Chicago City Sticker Gang Signs? Contest-Winning Design Under Review (VIDEO)

Are There Gang Signs In The New City Sticker?

A Chicago high school student's winning entry into the city's vehicle sticker design contest, which was set to go to print this week, is now under investigation for allegedly depicting gang signs.

The rumor that the artwork -- which shows four hands held up in the air above a heart, a city skyline and symbols representing firefighters, police officers and paramedics -- was actually a tribute to the Maniac Latin Disciples, one of Chicago's most notorious gangs, spread Tuesday via a blog frequently read by Chicago police, the Chicago Sun-Times reports.

The allegations have launched an investigation by City Clerk Susana Mendoza who said she was "shocked" by the news.

"Every artist has a back story and oftentimes artwork is controversial," Mendoza said in a statement, as reported by the Chicago Tribune. "However, the artwork on Chicago's city stickers should not be controversial.

"In a design that is meant to honor the city's first responders, I am very sensitive to this issue," she continued. "I grew up in a neighborhood filled with crime and gang violence, and I come from a law enforcement family."

Late last year, Herbert Pulgar's design was chosen by some 18,000 Chicagoans that voted in the contest, ABC Chicago reports. The boy attends Lawrence Hall Youth Services, a school geared toward troubled youth.

In an interview in December, Pulgar, who also won a $1,000 savings bond in the contest, told CBS Chicago that he was inspired to dedicate his design to first responders after they "saved his life" when he was badly burned during a fire at the age of 4.

Weighing in on the matter, Jody Weis, former Chicago Police Department Superintendent and current president of the Chicago Crime Commission, a group that releases a city gang handbook, told the Tribune that the hands in the sticker design do, indeed, appear to be flashing gang signs.

A former gang member and graffiti artist who spoke with The Expired Meter anonymously said he, too, noticed a disturbing number of gang signs in Pulgar's design.

"The D's use a lot of red and black colors and there are forks going up inside of a heart, another symbol they use. And in the photo (at the awards ceremony) he's wearing red -- the gang’s main color," the ex-gang member explained.

Meanwhile, Jill Watson, a spokeswoman for Pulgar's school, told the Sun-Times that 10 police officers sat on the committee that identified the boy's work as one of 10 finalists in the contest. The voters, she said "recognized his talent and his beautiful artwork and it changed his life. … The sticker isn’t gang-related -- it's a beautiful piece of art."
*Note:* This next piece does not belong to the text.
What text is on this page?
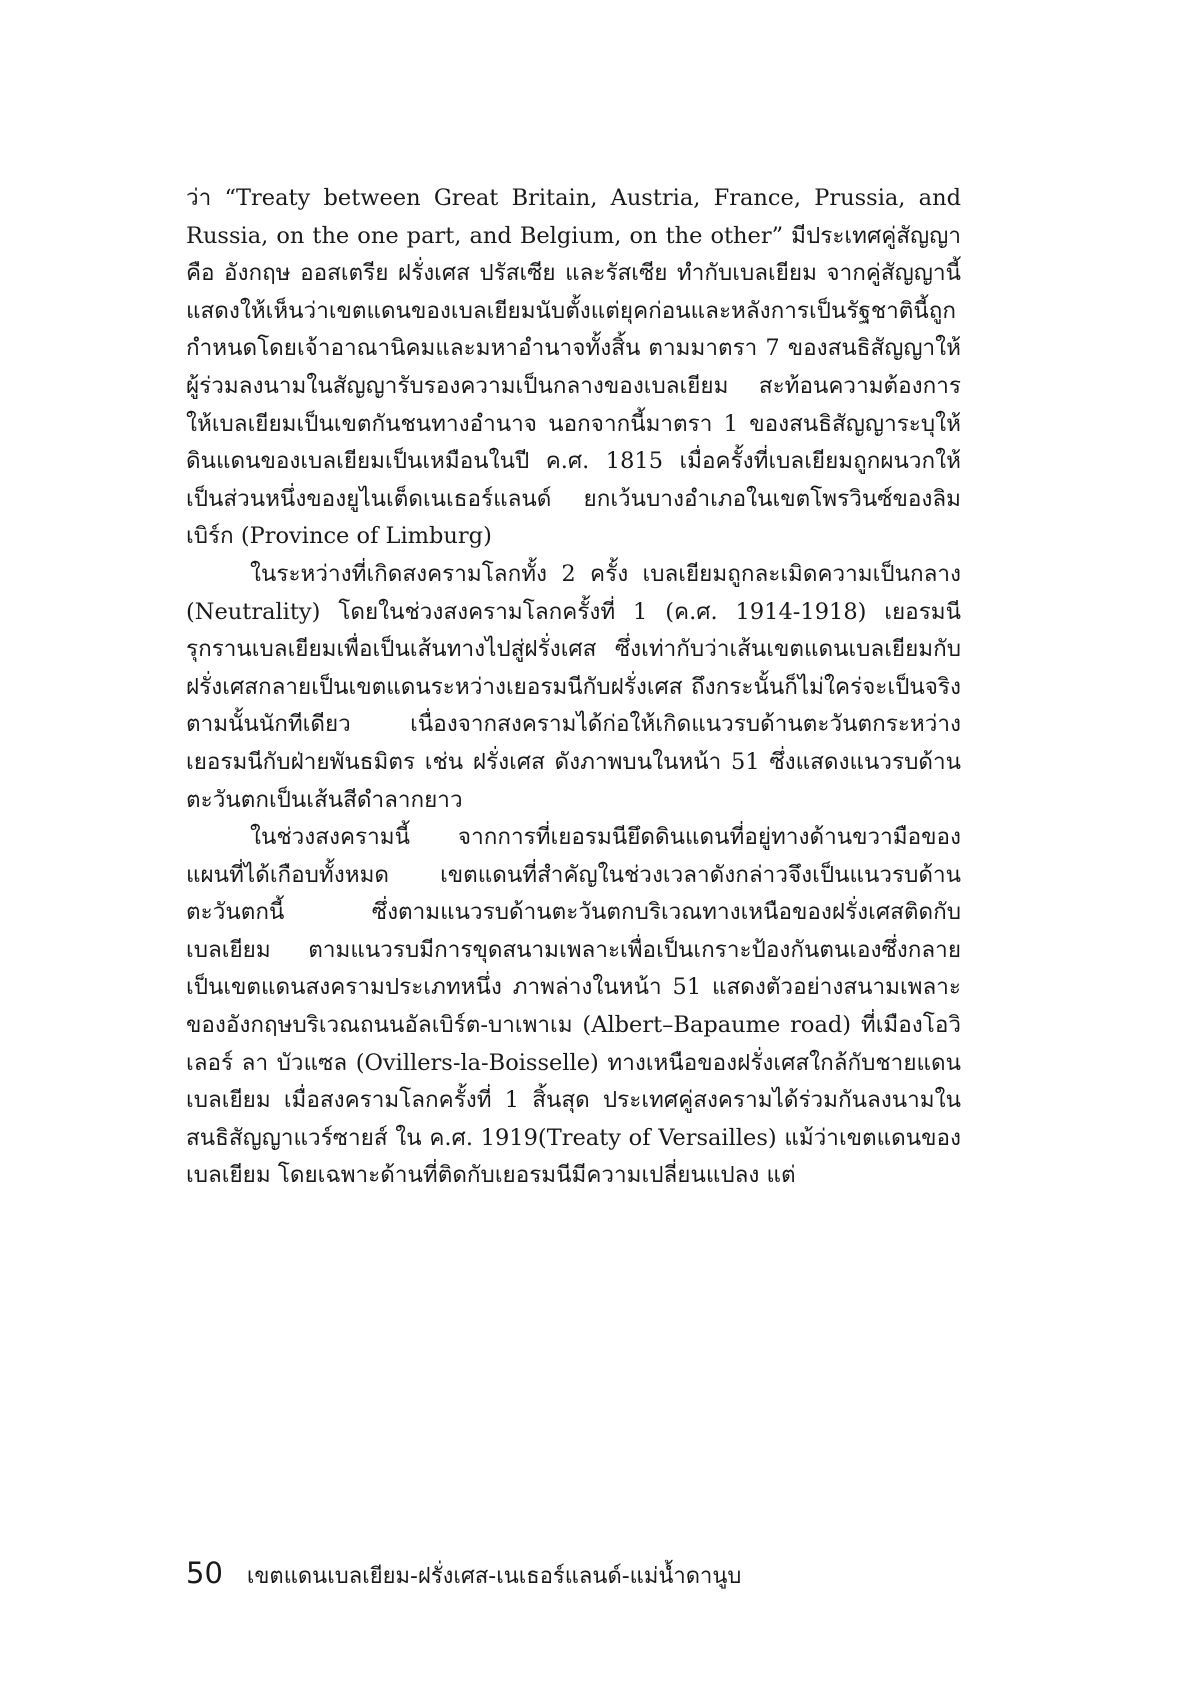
ว่า “Treaty between Great Britain, Austria, France, Prussia, and Russia, on the one part, and Belgium, on the other” มีประเทศคู่สัญญา คือ อังกฤษ ออสเตรีย ฝรั่งเศส ปรัสเซีย และรัสเซีย ทำกับเบลเยียม จากคู่สัญญานี้แสดงให้เห็นว่าเขตแดนของเบลเยียมนับตั้งแต่ยุคก่อนและหลังการเป็นรัฐชาตินี้ถูกกำหนดโดยเจ้าอาณานิคมและมหาอำนาจทั้งสิ้น ตามมาตรา 7 ของสนธิสัญญาให้ผู้ร่วมลงนามในสัญญารับรองความเป็นกลางของเบลเยียม สะท้อนความต้องการให้เบลเยียมเป็นเขตกันชนทางอำนาจ นอกจากนี้มาตรา 1 ของสนธิสัญญาระบุให้ดินแดนของเบลเยียมเป็นเหมือนในปี ค.ศ. 1815 เมื่อครั้งที่เบลเยียมถูกผนวกให้เป็นส่วนหนึ่งของยูไนเต็ดเนเธอร์แลนด์ ยกเว้นบางอำเภอในเขตโพรวินซ์ของลิมเบิร์ก (Province of Limburg)

ในระหว่างที่เกิดสงครามโลกทั้ง 2 ครั้ง เบลเยียมถูกละเมิดความเป็นกลาง (Neutrality) โดยในช่วงสงครามโลกครั้งที่ 1 (ค.ศ. 1914-1918) เยอรมนีรุกรานเบลเยียมเพื่อเป็นเส้นทางไปสู่ฝรั่งเศส ซึ่งเท่ากับว่าเส้นเขตแดนเบลเยียมกับฝรั่งเศสกลายเป็นเขตแดนระหว่างเยอรมนีกับฝรั่งเศส ถึงกระนั้นก็ไม่ใคร่จะเป็นจริงตามนั้นนักทีเดียว เนื่องจากสงครามได้ก่อให้เกิดแนวรบด้านตะวันตกระหว่างเยอรมนีกับฝ่ายพันธมิตร เช่น ฝรั่งเศส ดังภาพบนในหน้า 51 ซึ่งแสดงแนวรบด้านตะวันตกเป็นเส้นสีดำลากยาว

ในช่วงสงครามนี้ จากการที่เยอรมนียึดดินแดนที่อยู่ทางด้านขวามือของแผนที่ได้เกือบทั้งหมด เขตแดนที่สำคัญในช่วงเวลาดังกล่าวจึงเป็นแนวรบด้านตะวันตกนี้ ซึ่งตามแนวรบด้านตะวันตกบริเวณทางเหนือของฝรั่งเศสติดกับเบลเยียม ตามแนวรบมีการขุดสนามเพลาะเพื่อเป็นเกราะป้องกันตนเองซึ่งกลายเป็นเขตแดนสงครามประเภทหนึ่ง ภาพล่างในหน้า 51 แสดงตัวอย่างสนามเพลาะของอังกฤษบริเวณถนนอัลเบิร์ต-บาเพาเม (Albert–Bapaume road) ที่เมืองโอวิเลอร์ ลา บัวแซล (Ovillers-la-Boisselle) ทางเหนือของฝรั่งเศสใกล้กับชายแดนเบลเยียม เมื่อสงครามโลกครั้งที่ 1 สิ้นสุด ประเทศคู่สงครามได้ร่วมกันลงนามในสนธิสัญญาแวร์ซายส์ ใน ค.ศ. 1919(Treaty of Versailles) แม้ว่าเขตแดนของเบลเยียม โดยเฉพาะด้านที่ติดกับเยอรมนีมีความเปลี่ยนแปลง แต่

50 เขตแดนเบลเยียม-ฝรั่งเศส-เนเธอร์แลนด์-แม่น้ำดานูบ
The sticker will be the first issued under Mayor Rahm Emanuel's tenure, featuring both his and Mendoza's names.

Last summer, Police Superintendent Garry McCarthy announced that, on the heels of a member of the gang's alleged involvement in the shooting of two young girls on the city's Northwest Side, his department would devote its "entire resource" to "going after the Maniac Latin Disciples."